Mark Sherman finds a 2nd Half Superbowl Commercial Sexist Against Boys (and Men)
Like many millions of people, I was pretty much glued to my television screen last night, watching the Super Bowl. And though the thing that everyone will remember about this particular game was what has already been called one of the greatest gaffes in sports history, the play call at the end of the game, which allowed the New England Patriots to beat the Seattle Seahawks, I will also remember at least one commercial.
Even people who are not interested in football watch the commercials. They have become increasingly expensive over the years, so that by last night a 30-second spot cost 4.5 million dollars. Obviously, this is because it is common knowledge that you will almost never have another broadcast with such a large viewership. Last year, the audience in the United States was 110 million, and there’s reason to believe there were even more viewers last night.

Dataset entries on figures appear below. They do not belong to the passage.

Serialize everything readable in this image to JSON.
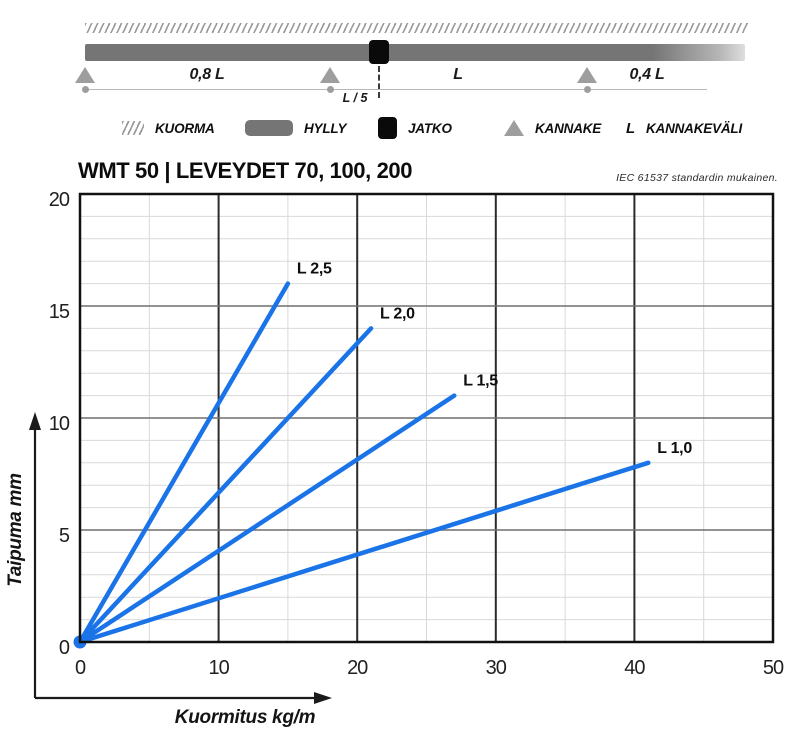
{
  "header": {
    "title": "WMT 50 | LEVEYDET 70, 100, 200",
    "note": "IEC 61537 standardin mukainen."
  },
  "diagram": {
    "span_labels": [
      "0,8 L",
      "L",
      "0,4 L"
    ],
    "sub_label": "L / 5"
  },
  "legend": {
    "items": [
      {
        "name": "kuorma",
        "label": "KUORMA"
      },
      {
        "name": "hylly",
        "label": "HYLLY"
      },
      {
        "name": "jatko",
        "label": "JATKO"
      },
      {
        "name": "kannake",
        "label": "KANNAKE"
      },
      {
        "name": "kannakevali",
        "symbol": "L",
        "label": "KANNAKEVÄLI"
      }
    ]
  },
  "colors": {
    "line": "#1a74e8",
    "beam": "#757575",
    "support": "#9e9e9e",
    "joint": "#0a0a0a",
    "grid_minor": "#d9d9d9",
    "grid_major_x": "#2b2b2b",
    "grid_major_y": "#6f6f6f",
    "frame": "#111111"
  },
  "chart_data": {
    "type": "line",
    "title": "WMT 50 | LEVEYDET 70, 100, 200",
    "standard_note": "IEC 61537 standardin mukainen.",
    "xlabel": "Kuormitus kg/m",
    "ylabel": "Taipuma mm",
    "xlim": [
      0,
      50
    ],
    "ylim": [
      0,
      20
    ],
    "x_ticks": [
      0,
      10,
      20,
      30,
      40,
      50
    ],
    "y_ticks": [
      0,
      5,
      10,
      15,
      20
    ],
    "x_minor_step": 5,
    "y_minor_step": 1,
    "grid": true,
    "legend_position": "labels-at-line-ends",
    "line_color": "#1a74e8",
    "series": [
      {
        "name": "L 2,5",
        "points": [
          [
            0,
            0
          ],
          [
            15,
            16
          ]
        ]
      },
      {
        "name": "L 2,0",
        "points": [
          [
            0,
            0
          ],
          [
            21,
            14
          ]
        ]
      },
      {
        "name": "L 1,5",
        "points": [
          [
            0,
            0
          ],
          [
            27,
            11
          ]
        ]
      },
      {
        "name": "L 1,0",
        "points": [
          [
            0,
            0
          ],
          [
            41,
            8
          ]
        ]
      }
    ]
  }
}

The companies buying this time will obviously spend a large amount of money to produce the most creative and clever ads they can, so it is truly disappointing when a company — in this case, T-Mobile – runs an ad with the very talented Sarah Silverman and Chelsea Handler, only to include in their commercial – seen by more than 100 million Americans – a blatantly sexist line.
The ad shows the two women going back and forth trying to one-up each other on all the places where they are able to get Wi-Fi, including Handler’s “subterranean petting zoo,” Silverman’s trophy room, Handler’s “figure skating basement,” and, near the end – at 0:18 – Silverman’s underground delivery room.
Silverman is handing the baby to the new mother, with the father standing nearby, and after saying to Handler, “Sounds great from my underground delivery room,” she says to the mother, “Sorry, it’s a boy.”
I was taking notes on the commercials about whatever gender implications they might have, and I had been very happy to see at least a couple of ads which focused favorably on fathers. This is progress, I thought. But then, in the second half, there was this one, and I reacted angrily. Actually, at first I thought maybe I had misheard the line, so I played it again.
There it was. I had heard it right.
“This is sexist, isn’t it?” I said to my wife. I was still a little incredulous.
“It is,” she said,
The ads focusing favorably on fathers is a great step in the right direction. But to have the line “Sorry, it’s a boy” in a commercial viewed by more than 100 million Americans is a step backward. As one person wrote in a comment to an article about it, “This commercial was disgusting. As far as I’m concerned they committed a hate crime against all men. I fired T-Mobile and switched carriers because this commercial offended me.”
And let’s face it, however much the Internet lit up with people upset about the ad – and it did — that would be a mere blip compared to what would have happened if the line had been “Sorry, it’s a girl.”
I am very involved with a group trying to encourage the President to establish a White House Council on Boys and Men to address issues like this, and ones even more important, such boys lagging well behind girls at all levels of schooling, committing suicide at far higher numbers, going to prison at a far higher rate, and on and on. There is a White House Council on Women and Girls, which the President established shortly after taking office in 2009, but thus far there has been no action to establish a parallel one for boys and men.
But commercials like this one show that the time has more than come. There is no excuse for nonchalantly putting boys down that way. As the father of three sons and the grandfather of four grandsons, I find it especially outrageous. But we should all be outraged.
Sorry, it’s a boy? I’m sorry that such a commercial would air, and on probably the most watched show on national television. And T-Mobile should be really sorry that this is the best they could come up with.